Ainsi que le dit Betsy Hartmann [écrivaine et journaliste américaine, auteure notamment d’ouvrages sur les questions de contrôle de naissance, dans une perspective féministe, et sur des questions écologiques] : « La meilleure politique en matière de population est de concentrer l’amélioration du bien-être humain dans toutes ses nombreuses facettes. Il faut prendre soin de la population et la croissance de la population baissera. »

Les multiples crises environnementales exigent une action rapide et décisive, mais nous ne pourrons agir avec efficacité sans que nous comprenions pourquoi celles-ci se produisent. Si nous posons un mauvais diagnostic à la maladie, nous perdrons au mieux un temps précieux dans l’application de remèdes inefficaces ; au pire, nous rendrons ces crises pires encore.

L’argument « il y a trop de population » dirige l’attention et les efforts de militants sincères vers des programmes qui n’auront aucun effet réel. Dans le même temps, cela affaiblira les efforts visant à construire un mouvement mondial contre les destructions écologiques : cela divise nos forces, tout en rendant coupables les principales victimes de ces crises des problèmes dont elles ne sont pas à l’origine.

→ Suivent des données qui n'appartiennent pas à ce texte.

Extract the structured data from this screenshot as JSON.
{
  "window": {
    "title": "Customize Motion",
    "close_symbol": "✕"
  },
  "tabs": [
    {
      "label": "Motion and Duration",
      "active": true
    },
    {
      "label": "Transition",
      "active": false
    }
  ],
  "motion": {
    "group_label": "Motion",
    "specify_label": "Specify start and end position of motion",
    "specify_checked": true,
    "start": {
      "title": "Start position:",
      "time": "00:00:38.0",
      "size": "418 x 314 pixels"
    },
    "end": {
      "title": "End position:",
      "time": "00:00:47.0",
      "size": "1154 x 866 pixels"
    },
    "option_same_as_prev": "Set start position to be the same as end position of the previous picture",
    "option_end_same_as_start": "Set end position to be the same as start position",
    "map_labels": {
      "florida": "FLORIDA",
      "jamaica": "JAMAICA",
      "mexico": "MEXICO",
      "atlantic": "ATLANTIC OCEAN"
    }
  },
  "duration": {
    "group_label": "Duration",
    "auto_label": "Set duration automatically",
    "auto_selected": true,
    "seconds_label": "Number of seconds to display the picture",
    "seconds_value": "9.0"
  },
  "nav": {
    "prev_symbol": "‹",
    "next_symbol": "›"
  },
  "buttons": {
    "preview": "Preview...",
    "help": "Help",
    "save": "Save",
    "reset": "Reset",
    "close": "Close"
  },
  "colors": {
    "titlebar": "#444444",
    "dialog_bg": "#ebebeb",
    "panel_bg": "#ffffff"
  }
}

Surtout, cet argument ignore le rôle destructif massif joué par une économie irrationnelle et un système social dont la production énorme de déchets et la dévastation sont inscrites dans son ADN. Ce n’est pas la taille de la population qui est à la racine des crises écologiques actuelles : c’est le système capitaliste et le pouvoir des « un pour cent ».

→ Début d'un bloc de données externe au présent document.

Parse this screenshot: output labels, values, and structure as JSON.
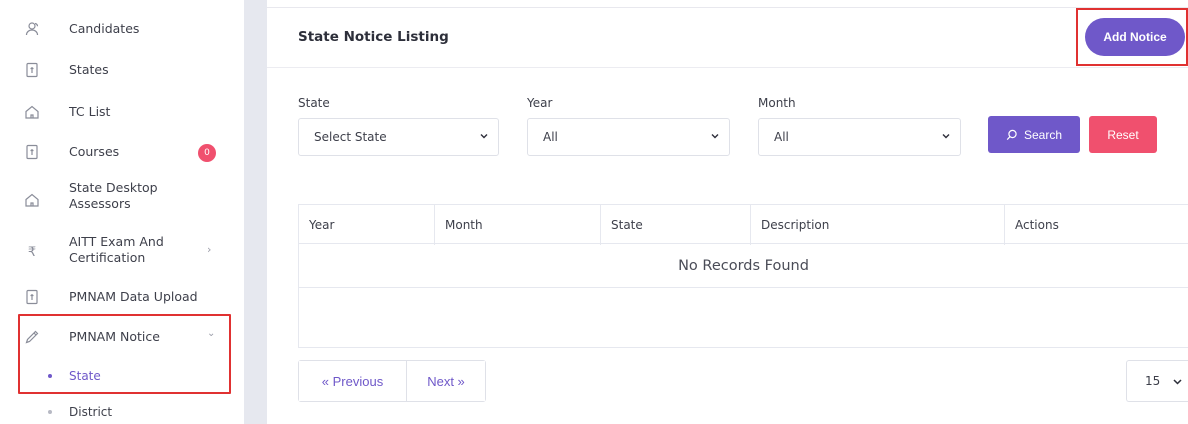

Ainsi que l’écologiste pionnier Barry Commoner l’a dit une fois : « La pollution ne commence pas dans la chambre familiale, mais dans la salle du conseil d’administration de l’entreprise. » (Traduction A l’Encontre)

* Cet article, tiré du site écologiste Grist (http://www.grist.org/), a été publié sur le site de l’International socialist organization (ISO), www.socialistworker.org, le 26 octobre dernier.

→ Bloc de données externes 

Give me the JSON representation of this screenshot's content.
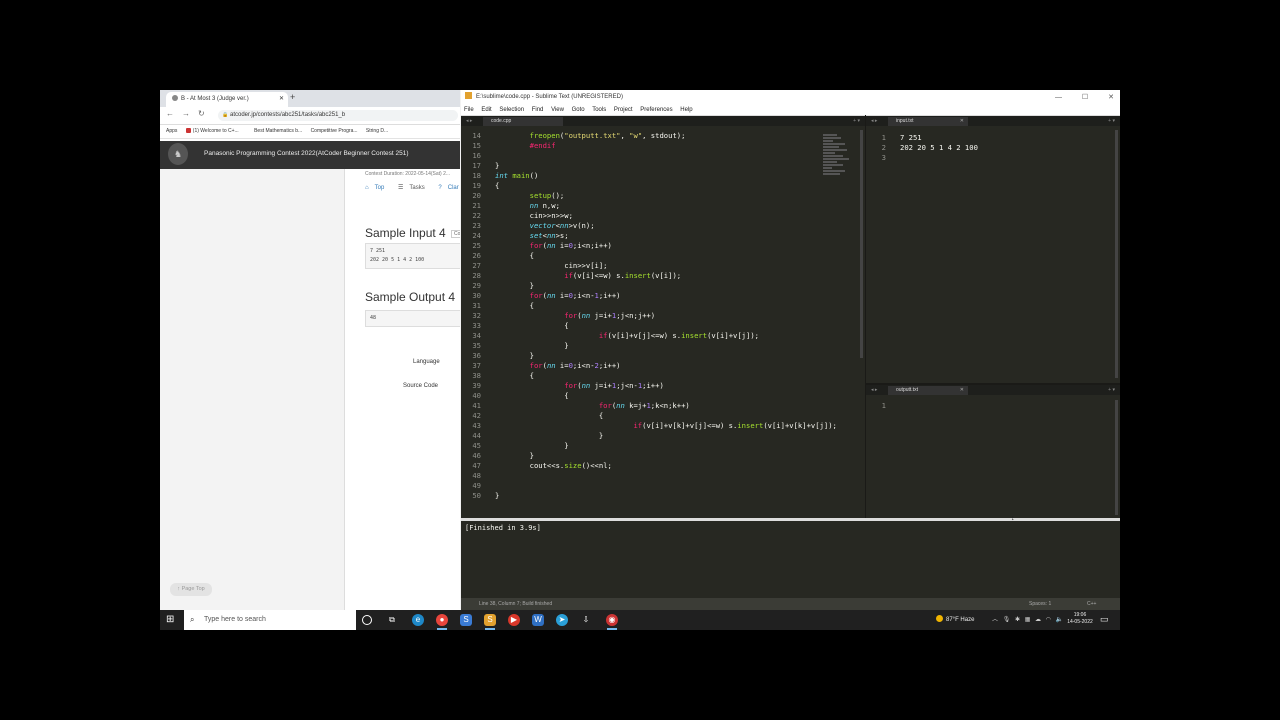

Ian Angus et Simon Butler sont coauteurs de l’ouvrage Too Many People ? Population, Immigration, and the Environmental Crisis (http://www.haymarketbooks.org/pb/Too-Many-People). Le premier est éditeur du journal écosocialiste Climate and Capitalism (http://climateandcapitalism.com/), le second est éditeur de l’hebdomadaire australien Green Left Weekly (http://www.greenleft.org.au/).

Notes

[1] http://climateandcapitalism.com/?p=5643

[2] http://www.biologicaldiversity.org/news/press_releases/2011/7-billion-09-07-2011.html

[3] http://populationmatters.org/2011/news/7-billion-day-population-matters-takes-action/

[4] Les sables bitumineux, c’est-à-dire le mélange d’eau et de sable mêlé à du bitume à partir duquel on peut produire du pétrole brut, dont il est question ici sont ceux de trois gisements qui recouvrent près de 20% du territoire de l’Etat d’Alberta, au Canada. Seule une portion de ces gisements, particulièrement le long de la rivière Athabasca, peut faire l’objet d’une extraction et d’une transformation en pétrole brut avec les techniques actuelles. C’est dans cette région qu’a été créé en 1967 la première mine de sable bitumineux au monde. Une seconde fut mise en service en 1978, une troisième en 2003. Aujourd’hui, trois grandes compagnies exploitent ces sables bitumineux : Suncor, Syncrude et Shell Canada. La hausse des prix du pétrole encourage la mise en exploitation des nouveaux champs bitumineux, la technique d’extraction et de transformation étant très coûteuse (estimée entre 9 et 12 dollars le baril, alors que, par comparaison, l’extraction conventionnelle en Irak ou en Arabie saoudite s’élève à moins de 1 dollar le baril). La construction d’un pipeline a été négociée avec PetroChina afin d’acheminer le pétrole jusqu’au port de Kitimat, en Colombie-Britannique, sur la côte Ouest.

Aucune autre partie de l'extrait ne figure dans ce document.